The Very
Secret Diary of Elrond
Day 1:
Bad breakup with Isildur.
As if the pervy hobbit-fancying wasn't bad enough, he would insist on
wearing tacky gold jewelry against my advice. Confirms my suspicions that humans
not just weakest race of Middle-Earth, but also cannot accessorize worth a damn.
NB:
Big battle, we won, Sauron defeated. Plundered Barad-dur but notable lack of pretty
things to take home. Sauron's decorating tastes definitely running towards black,
knobbly, tattered look. So not me.
Day 3:
Isildur set upon
by orcs and killed. Told him his poor dress sense would attract all the wrong
sorts.
Day 2,0045:
So bored in Rivendell. Have decided
to hold council meeting and name it after myself. Will invite all eligible males
of Middle-Earth who have nothing better to do on a weekend to come. Go me!
Hope
Legolas does not attend; still remember party in Second Age where he disappeared
mysteriously, along with two gallons of my favorite strawberry bath suds, a bottle
of olive oil, and three of those tiny hobbit creatures from the Shire Isildur
was so strangely fond of.
Day 200048:
Drat. Legolas first
one to RSVP to my party invitation. Wish he would not use scented pink stationary
as makes me sneeze. Did however offer to bring game of Twister to play. Along
with disco ball I borrowed from Sauron back in First Age, should make for quite
the party.
Day 200050:
Unexpected surprise as Gandalf stopped
by, apparently just to have a whinge about big fight he had with Saruman. Tuned
him out -- do I look like an Agony Aunt? Why does everyone come to me with problems?
Day 200051:
Gandalf does not like Twister idea and has
rejected my suggestion of a polka music theme for the Council. Instead insists
we sit around and talk about boring old fate of Middle Earth, defeat of ultimate
evil, blah blah blah. Don't see why we all have to suffer just because Isildur
couldn't give up his jewelry habit.
Day 200059:
Gandalf
made me return disco ball to Sauron. Told me to sort out my priorities. He should
talk -- he's the one who attracted a crowd this afternoon with that pointy hat
trick he likes to do. Glorfindel so horrified by pointy hat trick he would not
stop sobbing spasmodically until was calmed by liberal application of hobbit weed.
New generation of elves such wimps.
Day 200061:
Everyone
finally arrived for party -- oh wait, I mean boring-ass Secret Council Meeting.
Ponced off myself to have a sulk, and bumped into smallest hobbit hanging about
the greensward. Took him for inanimate lawn ornament at first, but soon was furnished
with proof that he was very much alive. Says his name is Pippin.

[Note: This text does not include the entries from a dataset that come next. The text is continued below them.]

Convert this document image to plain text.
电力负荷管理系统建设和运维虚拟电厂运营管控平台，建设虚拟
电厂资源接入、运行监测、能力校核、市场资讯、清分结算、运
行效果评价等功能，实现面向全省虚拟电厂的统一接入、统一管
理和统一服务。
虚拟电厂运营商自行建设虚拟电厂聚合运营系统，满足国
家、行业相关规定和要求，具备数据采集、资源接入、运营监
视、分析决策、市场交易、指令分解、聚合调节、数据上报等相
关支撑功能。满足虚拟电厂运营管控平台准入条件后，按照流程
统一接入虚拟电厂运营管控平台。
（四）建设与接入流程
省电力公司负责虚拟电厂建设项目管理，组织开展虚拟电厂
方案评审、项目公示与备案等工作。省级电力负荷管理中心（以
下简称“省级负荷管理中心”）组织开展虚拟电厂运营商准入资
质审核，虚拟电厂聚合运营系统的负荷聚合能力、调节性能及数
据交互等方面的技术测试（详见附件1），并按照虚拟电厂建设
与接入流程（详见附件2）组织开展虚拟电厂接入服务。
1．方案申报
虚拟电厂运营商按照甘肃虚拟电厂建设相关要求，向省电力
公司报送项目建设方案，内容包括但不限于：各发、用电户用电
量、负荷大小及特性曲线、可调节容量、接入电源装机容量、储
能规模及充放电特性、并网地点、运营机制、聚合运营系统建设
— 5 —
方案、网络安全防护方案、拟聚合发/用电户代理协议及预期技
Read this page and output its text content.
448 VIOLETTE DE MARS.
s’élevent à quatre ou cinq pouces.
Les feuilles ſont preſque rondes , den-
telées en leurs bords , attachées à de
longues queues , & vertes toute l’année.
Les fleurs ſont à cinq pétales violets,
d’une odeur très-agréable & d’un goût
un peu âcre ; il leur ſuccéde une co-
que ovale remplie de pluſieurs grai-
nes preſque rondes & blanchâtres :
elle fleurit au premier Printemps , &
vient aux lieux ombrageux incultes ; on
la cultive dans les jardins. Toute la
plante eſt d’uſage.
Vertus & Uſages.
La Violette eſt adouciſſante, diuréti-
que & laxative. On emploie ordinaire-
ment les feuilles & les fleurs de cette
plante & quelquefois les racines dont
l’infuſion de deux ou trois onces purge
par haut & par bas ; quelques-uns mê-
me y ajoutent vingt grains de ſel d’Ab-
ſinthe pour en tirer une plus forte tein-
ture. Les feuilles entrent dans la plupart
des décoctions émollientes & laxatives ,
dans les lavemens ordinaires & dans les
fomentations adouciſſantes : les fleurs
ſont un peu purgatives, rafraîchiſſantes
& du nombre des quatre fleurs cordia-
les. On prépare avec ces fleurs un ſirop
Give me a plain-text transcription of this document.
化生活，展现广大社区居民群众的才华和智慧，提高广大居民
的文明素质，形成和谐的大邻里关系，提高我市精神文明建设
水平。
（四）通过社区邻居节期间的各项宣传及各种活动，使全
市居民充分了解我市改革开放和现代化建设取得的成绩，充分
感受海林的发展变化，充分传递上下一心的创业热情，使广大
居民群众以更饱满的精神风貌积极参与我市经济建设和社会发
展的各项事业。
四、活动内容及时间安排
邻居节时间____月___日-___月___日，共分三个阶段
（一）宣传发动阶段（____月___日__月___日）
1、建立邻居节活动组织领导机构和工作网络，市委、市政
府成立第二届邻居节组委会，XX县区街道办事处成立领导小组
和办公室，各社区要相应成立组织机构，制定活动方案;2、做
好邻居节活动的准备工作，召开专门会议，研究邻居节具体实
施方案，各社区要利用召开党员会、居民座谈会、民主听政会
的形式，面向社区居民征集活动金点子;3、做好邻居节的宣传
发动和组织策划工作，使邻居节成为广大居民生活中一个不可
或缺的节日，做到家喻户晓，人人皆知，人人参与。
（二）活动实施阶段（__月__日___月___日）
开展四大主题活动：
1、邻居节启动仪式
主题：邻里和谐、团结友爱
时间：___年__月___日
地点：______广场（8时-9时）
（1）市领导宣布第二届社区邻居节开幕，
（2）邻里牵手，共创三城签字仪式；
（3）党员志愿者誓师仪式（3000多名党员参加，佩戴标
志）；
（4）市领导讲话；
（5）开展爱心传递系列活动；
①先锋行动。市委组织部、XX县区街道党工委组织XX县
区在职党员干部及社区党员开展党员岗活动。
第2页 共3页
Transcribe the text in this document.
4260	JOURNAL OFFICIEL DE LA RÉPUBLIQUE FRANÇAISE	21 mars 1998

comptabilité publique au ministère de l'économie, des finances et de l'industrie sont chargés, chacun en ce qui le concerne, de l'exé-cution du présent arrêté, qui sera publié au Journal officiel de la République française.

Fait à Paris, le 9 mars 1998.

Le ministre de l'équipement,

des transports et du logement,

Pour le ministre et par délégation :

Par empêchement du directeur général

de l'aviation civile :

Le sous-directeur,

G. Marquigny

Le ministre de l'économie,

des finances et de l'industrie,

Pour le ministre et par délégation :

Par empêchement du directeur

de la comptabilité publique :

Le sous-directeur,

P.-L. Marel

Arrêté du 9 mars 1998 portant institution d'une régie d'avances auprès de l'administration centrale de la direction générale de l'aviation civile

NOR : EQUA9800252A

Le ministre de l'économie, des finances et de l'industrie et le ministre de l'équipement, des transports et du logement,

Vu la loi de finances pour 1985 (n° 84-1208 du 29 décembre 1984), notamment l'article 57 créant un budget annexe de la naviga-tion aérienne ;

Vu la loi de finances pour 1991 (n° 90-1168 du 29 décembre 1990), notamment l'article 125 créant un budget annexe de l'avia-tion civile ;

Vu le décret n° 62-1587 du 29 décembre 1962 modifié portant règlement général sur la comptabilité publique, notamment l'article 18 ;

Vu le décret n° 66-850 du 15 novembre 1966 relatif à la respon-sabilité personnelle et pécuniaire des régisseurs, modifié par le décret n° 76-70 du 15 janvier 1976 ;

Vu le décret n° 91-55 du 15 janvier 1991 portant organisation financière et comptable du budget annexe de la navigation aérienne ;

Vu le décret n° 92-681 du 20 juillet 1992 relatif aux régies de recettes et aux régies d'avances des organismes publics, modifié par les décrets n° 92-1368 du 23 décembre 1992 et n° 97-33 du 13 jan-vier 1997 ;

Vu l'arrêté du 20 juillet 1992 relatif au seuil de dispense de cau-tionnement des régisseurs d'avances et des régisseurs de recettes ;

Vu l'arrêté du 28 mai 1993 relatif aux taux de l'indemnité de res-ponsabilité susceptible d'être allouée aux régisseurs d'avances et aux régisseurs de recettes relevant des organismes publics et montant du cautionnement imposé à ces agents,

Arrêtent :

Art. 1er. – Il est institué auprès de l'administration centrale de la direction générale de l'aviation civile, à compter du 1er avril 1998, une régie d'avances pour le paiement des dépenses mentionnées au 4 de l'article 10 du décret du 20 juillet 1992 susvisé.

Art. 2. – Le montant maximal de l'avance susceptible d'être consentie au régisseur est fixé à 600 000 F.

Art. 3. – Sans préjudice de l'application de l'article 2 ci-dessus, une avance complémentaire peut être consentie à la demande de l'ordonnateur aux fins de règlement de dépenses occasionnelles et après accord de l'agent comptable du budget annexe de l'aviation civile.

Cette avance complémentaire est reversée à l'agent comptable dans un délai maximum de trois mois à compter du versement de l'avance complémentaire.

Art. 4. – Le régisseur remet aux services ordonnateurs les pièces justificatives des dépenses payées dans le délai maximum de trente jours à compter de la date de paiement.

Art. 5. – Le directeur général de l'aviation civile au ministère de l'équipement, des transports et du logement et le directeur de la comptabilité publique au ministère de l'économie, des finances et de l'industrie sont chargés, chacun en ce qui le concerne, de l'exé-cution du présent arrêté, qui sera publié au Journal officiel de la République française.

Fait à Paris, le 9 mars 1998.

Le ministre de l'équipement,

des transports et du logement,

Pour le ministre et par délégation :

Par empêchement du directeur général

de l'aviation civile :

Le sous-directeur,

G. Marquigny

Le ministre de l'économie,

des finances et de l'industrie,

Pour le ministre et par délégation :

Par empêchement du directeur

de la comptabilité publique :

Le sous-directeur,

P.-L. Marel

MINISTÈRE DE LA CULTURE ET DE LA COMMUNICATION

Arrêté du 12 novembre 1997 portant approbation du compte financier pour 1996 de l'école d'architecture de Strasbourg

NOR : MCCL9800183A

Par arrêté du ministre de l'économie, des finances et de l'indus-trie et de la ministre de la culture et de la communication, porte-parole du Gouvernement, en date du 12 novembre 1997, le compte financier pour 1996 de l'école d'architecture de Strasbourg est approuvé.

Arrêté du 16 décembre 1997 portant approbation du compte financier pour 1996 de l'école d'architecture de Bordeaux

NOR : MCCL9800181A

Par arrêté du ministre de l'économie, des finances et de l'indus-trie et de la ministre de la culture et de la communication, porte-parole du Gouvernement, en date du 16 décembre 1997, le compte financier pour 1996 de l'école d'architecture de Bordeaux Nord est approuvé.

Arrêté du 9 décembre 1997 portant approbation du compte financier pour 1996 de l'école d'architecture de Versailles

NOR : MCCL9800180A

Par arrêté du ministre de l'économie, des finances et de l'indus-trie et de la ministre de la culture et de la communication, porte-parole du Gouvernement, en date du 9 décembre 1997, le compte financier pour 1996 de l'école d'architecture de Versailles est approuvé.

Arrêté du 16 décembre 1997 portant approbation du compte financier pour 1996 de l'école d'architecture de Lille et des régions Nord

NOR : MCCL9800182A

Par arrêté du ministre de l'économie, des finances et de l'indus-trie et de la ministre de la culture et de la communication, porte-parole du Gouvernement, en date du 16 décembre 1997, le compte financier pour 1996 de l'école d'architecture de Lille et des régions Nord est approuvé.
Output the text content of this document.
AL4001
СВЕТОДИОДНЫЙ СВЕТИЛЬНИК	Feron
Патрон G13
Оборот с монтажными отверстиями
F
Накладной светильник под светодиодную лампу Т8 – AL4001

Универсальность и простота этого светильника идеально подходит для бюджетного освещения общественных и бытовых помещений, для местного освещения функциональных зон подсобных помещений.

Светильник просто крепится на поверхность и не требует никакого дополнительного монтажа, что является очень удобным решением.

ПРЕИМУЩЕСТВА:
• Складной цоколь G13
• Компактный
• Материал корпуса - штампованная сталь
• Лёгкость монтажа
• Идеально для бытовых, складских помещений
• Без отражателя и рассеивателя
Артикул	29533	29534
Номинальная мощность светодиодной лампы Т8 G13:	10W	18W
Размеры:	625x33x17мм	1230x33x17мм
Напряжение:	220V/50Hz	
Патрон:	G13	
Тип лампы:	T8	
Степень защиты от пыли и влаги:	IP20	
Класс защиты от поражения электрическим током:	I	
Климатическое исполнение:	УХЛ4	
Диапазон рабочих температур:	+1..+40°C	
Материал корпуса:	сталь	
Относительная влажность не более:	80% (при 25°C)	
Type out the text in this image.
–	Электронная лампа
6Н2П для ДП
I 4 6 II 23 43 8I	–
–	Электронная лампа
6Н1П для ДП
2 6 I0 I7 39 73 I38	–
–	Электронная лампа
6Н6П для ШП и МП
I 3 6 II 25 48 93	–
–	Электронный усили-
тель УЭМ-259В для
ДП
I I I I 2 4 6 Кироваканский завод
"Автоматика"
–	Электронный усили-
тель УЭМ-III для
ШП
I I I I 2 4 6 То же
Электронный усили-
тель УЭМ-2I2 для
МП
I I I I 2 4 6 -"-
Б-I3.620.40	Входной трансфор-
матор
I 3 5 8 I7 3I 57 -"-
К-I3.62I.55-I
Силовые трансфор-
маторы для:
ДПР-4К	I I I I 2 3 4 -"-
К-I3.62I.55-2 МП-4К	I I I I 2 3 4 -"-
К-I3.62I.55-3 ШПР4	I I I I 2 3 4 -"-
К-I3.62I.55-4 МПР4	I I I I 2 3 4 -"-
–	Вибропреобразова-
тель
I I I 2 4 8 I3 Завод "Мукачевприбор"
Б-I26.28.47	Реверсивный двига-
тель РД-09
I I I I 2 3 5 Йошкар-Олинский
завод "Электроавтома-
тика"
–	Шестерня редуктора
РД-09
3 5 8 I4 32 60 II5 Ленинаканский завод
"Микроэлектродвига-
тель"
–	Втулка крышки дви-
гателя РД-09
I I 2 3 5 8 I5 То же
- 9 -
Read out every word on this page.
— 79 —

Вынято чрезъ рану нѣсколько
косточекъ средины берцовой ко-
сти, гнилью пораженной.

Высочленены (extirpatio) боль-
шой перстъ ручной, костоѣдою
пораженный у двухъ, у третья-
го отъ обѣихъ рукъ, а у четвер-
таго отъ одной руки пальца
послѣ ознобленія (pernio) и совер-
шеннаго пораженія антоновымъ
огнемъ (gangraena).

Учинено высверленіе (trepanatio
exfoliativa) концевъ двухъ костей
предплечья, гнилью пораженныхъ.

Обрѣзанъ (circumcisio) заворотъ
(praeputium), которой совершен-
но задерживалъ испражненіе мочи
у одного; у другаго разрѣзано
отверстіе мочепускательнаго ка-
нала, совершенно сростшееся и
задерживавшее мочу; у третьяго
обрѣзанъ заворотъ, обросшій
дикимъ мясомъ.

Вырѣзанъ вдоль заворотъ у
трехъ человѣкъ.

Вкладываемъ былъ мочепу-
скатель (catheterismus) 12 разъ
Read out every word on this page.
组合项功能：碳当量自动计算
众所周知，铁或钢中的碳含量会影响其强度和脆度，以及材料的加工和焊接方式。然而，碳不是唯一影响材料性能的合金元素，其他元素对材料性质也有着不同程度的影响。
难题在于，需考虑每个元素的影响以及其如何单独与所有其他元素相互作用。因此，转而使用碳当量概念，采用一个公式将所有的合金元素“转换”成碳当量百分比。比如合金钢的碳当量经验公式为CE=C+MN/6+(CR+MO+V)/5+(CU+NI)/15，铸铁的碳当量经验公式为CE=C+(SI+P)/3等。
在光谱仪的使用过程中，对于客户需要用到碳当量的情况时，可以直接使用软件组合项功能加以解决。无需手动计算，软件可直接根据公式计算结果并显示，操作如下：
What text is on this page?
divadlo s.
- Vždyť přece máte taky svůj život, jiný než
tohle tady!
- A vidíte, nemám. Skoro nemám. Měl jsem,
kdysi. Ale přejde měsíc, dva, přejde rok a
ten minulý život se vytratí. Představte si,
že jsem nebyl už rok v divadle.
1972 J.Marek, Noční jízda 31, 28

Perhaps Isildur
was onto something with all those hobbits after all.
Day 200068:
All
right, who's been using all my strawberry bath bubbles?
Certainly wasn't
Aragorn, judging by the state of *his* hair.
Day 200071:
Loud
giggly splashy noises emanating from first floor bathroom. No one can get in.
Legolas practicing his nancing in the meeting hall, Boromir hanging about the
shards of Narsil, obviously hoping Aragorn will show up, and Gandalf still breaking
in new pointy hat. Tried to have a quiet think in the garden only to discover
someone had dug up all the carrots. Is there no peace to be had?
Day
200072:
Refused to let Arwen attend Council of Elrond, as if she does,
she will certainly notice I have borrowed her tiara.
Tiara looks better
on me anyway.
Day 200075:
Council very boring. Got to say
"DOOM" a few times in v. dramatic voice but am afraid Ringbearer was not impressed
as was busy fending off advances of Aragorn, who was making all sorts of suggestive
sword comments. He better watch it. Sam will kill him if he tries anything.
Tried
to cheer self up by trying on favorite purple dress of Arwen's, but am fairly
sure someone was watching as could hear tittering noise coming from broom closet.
Do not see what is so funny -- purple dress looks fabulous on me.
Day 200076:
Fellowship leaving tomorrow. Decided to give Pippin goodbye
tour of Rivendell. In process, purple dress got all stretched out of shape. Hope
Arwen does not notice -- she gets so grabby about her things, and since they've
closed the Gap of Rohan, probably no way to get another dress like it.
Pippin
told me purple is so my color. Go me!